El convenio colectivo aplicable

Cuando existe una sucesión de empresa, o una subrogación de los trabajadores en la que exista una sucesión empresarial, suele surgir la duda a los trabajadores sobre cual va a ser el convenio colectivo de aplicación cuando es diferente el convenio de la empresa saliente y el convenio de la empresa entrante.

El principio básico laboral a la hora de una sucesión empresarial es que los trabajadores no pueden perder derechos laborales ni verse perjudicados por el cambio del empresario o empresa. De hecho, el trabajador no tiene ni por qué notar el cambio de empleador en su relación laboral, y simplemente debe de ser notificado del cambio de la persona que le paga la nómina.

En cuanto a las condiciones laborales, el convenio colectivo de aplicación tiene vital importancia ya que regula y recoge los principales derechos laborales de los trabajadores tales como salario, jornada, vacaciones, pagas extraordinarias, etc., normalmente mejorando las condiciones que se indican en el Estatuto de los Trabajadores.

Por todo ello, es muy importante conocer cual es el convenio colectivo de aplicación a una relación laboral, y en el caso de una sucesión empresarial, el artículo 44.4 del Estatuto de los Trabajadores indica lo siguiente:

Salvo pacto en contrario, establecido mediante acuerdo de empresa entre el cesionario y los representantes de los trabajadores una vez consumada la sucesión, las relaciones laborales de los trabajadores afectados por la sucesión seguirán rigiéndose por el convenio colectivo que en el momento de la transmisión fuere de aplicación en la empresa, centro de trabajo o unidad productiva autónoma transferida.

Esta aplicación se mantendrá hasta la fecha de expiración del convenio colectivo de origen o hasta la entrada en vigor de otro convenio colectivo nuevo que resulte aplicable a la entidad económica transmitida.

Por lo tanto, el convenio colectivo de aplicación será en primer lugar el que las partes acuerden; trabajadores y empresarios. Este acuerdo se realiza por los representantes legales de los trabajadores.

Ahora bien, este acuerdo, y en relación con lo indicado al inicio del artículo como principio general, no puede perjudicar a los trabajadores, en el sentido de adoptar un convenio más perjudicial. Lo que sí que se puede pactar, por ejemplo, es que sea de aplicación el nuevo convenio en cuento al salario si éste establece unas tablas salariales más altas.

Por lo que cualquier acuerdo entre los representantes legales de los trabajadores y el nuevo empresario sobre la aplicación del convenio colectivo podrá ser declarado nulo por los tribunales.

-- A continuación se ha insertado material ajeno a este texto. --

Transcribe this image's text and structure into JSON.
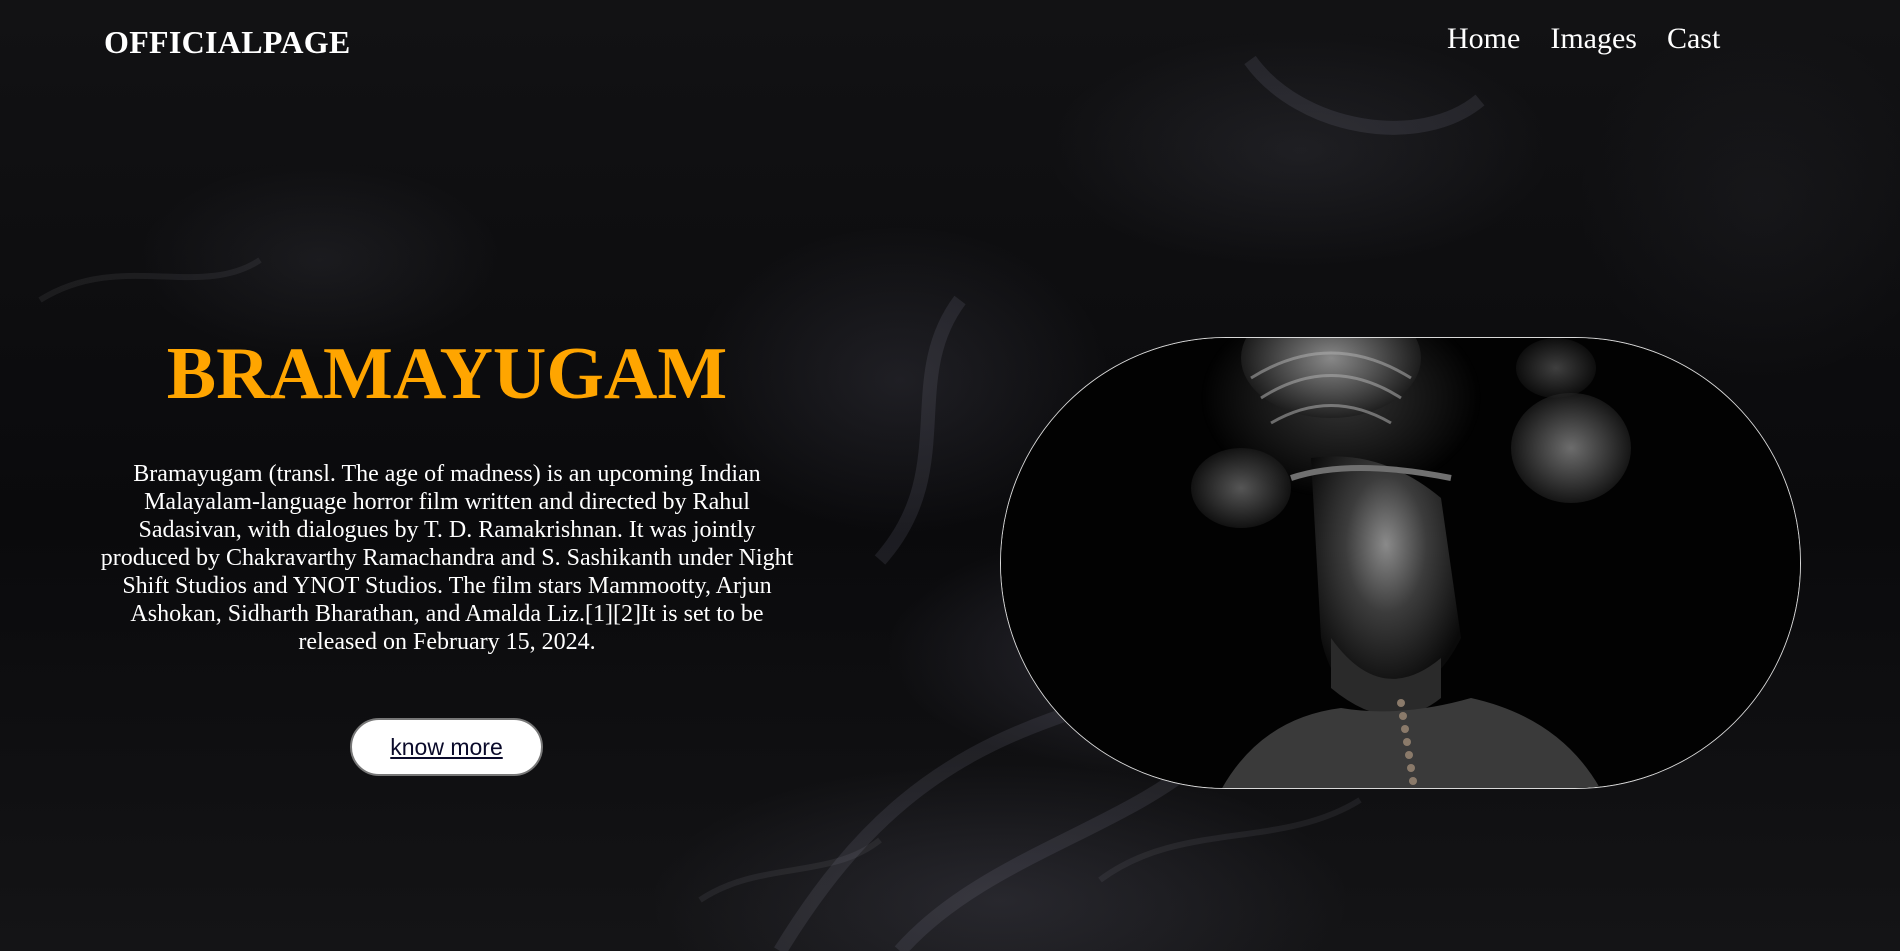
{
  "header": {
    "logo": "OFFICIALPAGE",
    "nav": [
      "Home",
      "Images",
      "Cast"
    ]
  },
  "hero": {
    "title": "BRAMAYUGAM",
    "description": "Bramayugam (transl. The age of madness) is an upcoming Indian Malayalam-language horror film written and directed by Rahul Sadasivan, with dialogues by T. D. Ramakrishnan. It was jointly produced by Chakravarthy Ramachandra and S. Sashikanth under Night Shift Studios and YNOT Studios. The film stars Mammootty, Arjun Ashokan, Sidharth Bharathan, and Amalda Liz.[1][2]It is set to be released on February 15, 2024.",
    "button_label": "know more"
  },
  "colors": {
    "title": "#ffa500",
    "text": "#ffffff",
    "background": "#0c0c0e"
  }
}
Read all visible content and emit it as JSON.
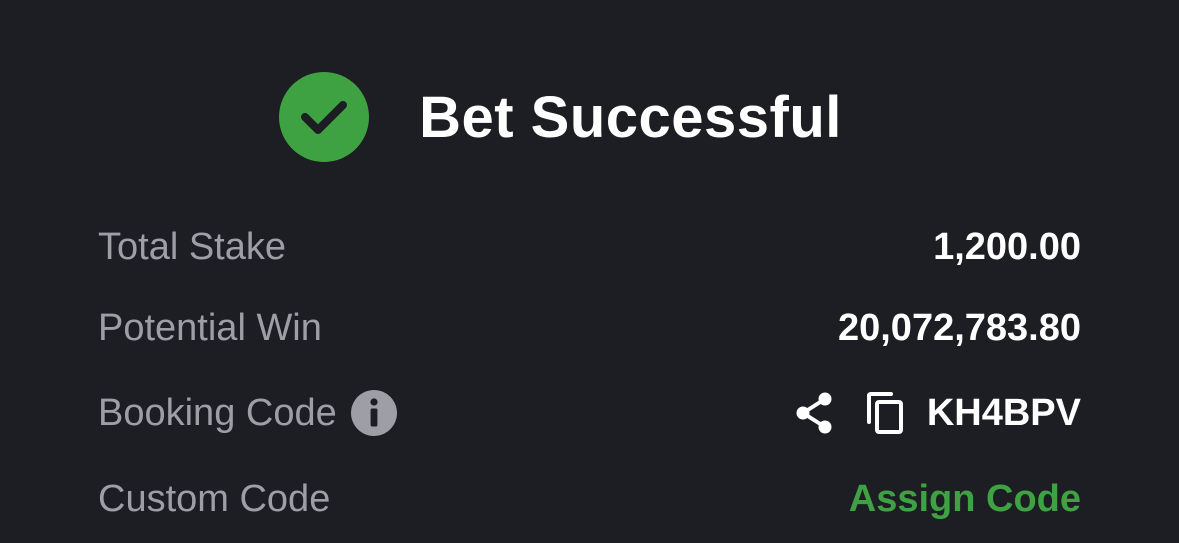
{
  "header": {
    "title": "Bet Successful",
    "icon": "check-circle-icon",
    "accent_color": "#3ea243"
  },
  "summary": {
    "total_stake": {
      "label": "Total Stake",
      "value": "1,200.00"
    },
    "potential_win": {
      "label": "Potential Win",
      "value": "20,072,783.80"
    },
    "booking_code": {
      "label": "Booking Code",
      "value": "KH4BPV",
      "info_icon": "info-icon",
      "share_icon": "share-icon",
      "copy_icon": "copy-icon"
    },
    "custom_code": {
      "label": "Custom Code",
      "action": "Assign Code"
    }
  },
  "colors": {
    "background": "#1d1e23",
    "label": "#9d9ea6",
    "value": "#ffffff",
    "success": "#3ea243"
  }
}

En segundo lugar, y en ausencia de pacto, el convenio colectivo de aplicación será el mismo que tenían los trabajadores hasta que pase cualquiera de estas dos situaciones:

  1. Expire la vigencia del convenio colectivo vigente hasta ese momento. En dicho caso, comenzará a aplicarse el convenio colectivo que se aplica a la nueva empresa. La jurisprudencia del Tribunal Supremo ha considerado que se mantiene vigente si el convenio se mantiene por ultraactividad, es decir, que el convenio pierde su vigente pero por falta de negociación de un nuevo convenio , éste mantiene su vigencia.
  2. Sea de aplicación un nuevo convenio colectivo a la nueva empresa. Esta vigencia de un nuevo convenio colectivo tiene que producirse cuando los trabajadores ya han sido incorporados a la nueva empresa. En este caso, los trabajadores ya se entienden que han sido tenido en cuenta a la hora de negociar ese nuevo convenio y, en consecuencia, ya se le puede aplicar.

Consecuencias de la aplicación del nuevo convenio

Todas las empresa tienen que respetar siempre las condiciones de los convenio colectivo, por lo que los trabajadores se verán beneficiados de los derechos que mejoren las condiciones laborales que tenían hasta ese momento.

Para el caso de que el nuevo convenio empeore las condiciones, los trabajadores tendrán el derecho de mantener las condiciones laborales que tenían. No obstante, la empresa tendrá la posibilidad de modificar y perjudicar dichas condiciones de manera unilateral siguiendo el procedimiento de modificación sustancial de condiciones de trabajo.

Estas modificaciones sólo se podrán realizar si existe una justa causa y se sigue el procedimiento adecuado. En cualquier caso, el trabajador siempre podrá impugnar la decisión tomada por la empresa ante los tribunales y, en su caso y siempre que resulte perjudicado por la medida, solicitar la extinción de la relación laboral con derecho a una indemnización de 20 días por año trabajado con un máximo de nueve mensualidades.